Un Destino MÁgico

EL REENCUENTRO

El fin de semana había terminado y estaba de vuelta en la universidad. Mientras caminaba por los pasillos aún sentía en mi interior una emoción difícil de explicar, como si algo antiguo hubiera despertado dentro de mí.
Esa noche había soñado de nuevo. No era un sueño común; era uno de esos que parecen tan reales que al despertar cuesta recordar en qué tiempo vives.

Me vi a mí misma en otro lugar, en otro cuerpo. Era una princesa en la ciudad de Petra, envuelta en ropajes suaves y ligeros, caminando entre calles de piedra tallada. El aire era cálido y olía a especias y a arena. Frente a mí estaba un hombre. Sus ojos me miraban como si me conociera de toda la vida. Era un comerciante griego, fuerte y de sonrisa serena. Cuando nuestras miradas se cruzaron, sentí una conexión profunda, como si el tiempo mismo se detuviera a nuestro alrededor.

No sabía quién era, ni por qué mi alma reaccionaba así, pero al despertar supe que ese sueño no era un simple invento de mi mente. Era algo más. Algo que llevaba mucho tiempo dormido en mi interior.
Y ahora, mientras me perdía entre libros y clases, esa sensación no me abandonaba. Algo había cambiado en mí. Algo que, aunque no lograba entender del todo, me hacía sentir más viva que nunca.

Mientras dejaba que mis pasos me guiaran sin rumbo fijo, aún atrapada en la bruma del sueño, una voz familiar me arrancó de golpe de ese mundo lejano.
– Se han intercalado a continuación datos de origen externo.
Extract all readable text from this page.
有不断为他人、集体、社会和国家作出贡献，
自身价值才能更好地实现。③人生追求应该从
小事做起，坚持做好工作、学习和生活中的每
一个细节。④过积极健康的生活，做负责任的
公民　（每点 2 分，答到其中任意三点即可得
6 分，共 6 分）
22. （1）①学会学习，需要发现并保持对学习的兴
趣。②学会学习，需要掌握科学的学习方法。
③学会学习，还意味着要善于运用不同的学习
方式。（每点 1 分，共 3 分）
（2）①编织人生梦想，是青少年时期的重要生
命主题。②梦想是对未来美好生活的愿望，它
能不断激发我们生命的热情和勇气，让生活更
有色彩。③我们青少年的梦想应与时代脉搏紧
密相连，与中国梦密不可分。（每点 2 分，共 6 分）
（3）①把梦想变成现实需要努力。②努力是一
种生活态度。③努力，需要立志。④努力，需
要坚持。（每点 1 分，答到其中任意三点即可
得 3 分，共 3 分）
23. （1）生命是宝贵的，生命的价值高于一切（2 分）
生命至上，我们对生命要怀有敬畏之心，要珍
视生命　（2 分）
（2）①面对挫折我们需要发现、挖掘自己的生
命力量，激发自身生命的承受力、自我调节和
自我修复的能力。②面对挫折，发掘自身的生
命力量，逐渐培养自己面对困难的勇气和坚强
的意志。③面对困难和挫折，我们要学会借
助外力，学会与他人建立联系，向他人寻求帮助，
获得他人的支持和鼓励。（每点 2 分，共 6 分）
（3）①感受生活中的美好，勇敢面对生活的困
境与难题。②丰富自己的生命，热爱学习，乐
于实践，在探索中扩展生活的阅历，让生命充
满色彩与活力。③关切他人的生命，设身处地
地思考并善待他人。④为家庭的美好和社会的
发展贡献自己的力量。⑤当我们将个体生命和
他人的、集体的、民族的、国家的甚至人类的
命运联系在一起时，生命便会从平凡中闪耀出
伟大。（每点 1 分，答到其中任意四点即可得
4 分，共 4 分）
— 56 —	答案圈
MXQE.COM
—¡Maya! —gritó Emma, agitándome una mano frente a los ojos—. ¿En qué planeta estás? ¡Te llevo llamando un rato!

Parpadeé, volviendo de a poco al presente, al bullicio de la universidad, al crujido de las hojas bajo los pies, al murmullo de los estudiantes a nuestro alrededor.

—Perdón —murmuré, esbozando una sonrisa—. Me quedé pensando en... cosas.

Emma, mi compañera de habitación y amiga incondicional desde que llegamos aquí, me miró de arriba abajo con una ceja arqueada.

—¿Cosas o alguien? —bromeó, dándome un codazo.

Reí suavemente, aunque no tenía palabras para explicar lo que realmente había sentido. No era un "alguien" en el sentido en que Emma lo imaginaba. Era mucho más antiguo, más profundo... algo que ni yo misma alcanzaba a comprender del todo.

—Solo soñé algo raro —me limité a decir.

Emma, con su energía inagotable, no le dio mayor importancia. Me pasó un brazo por los hombros y me arrastro hasta la clase.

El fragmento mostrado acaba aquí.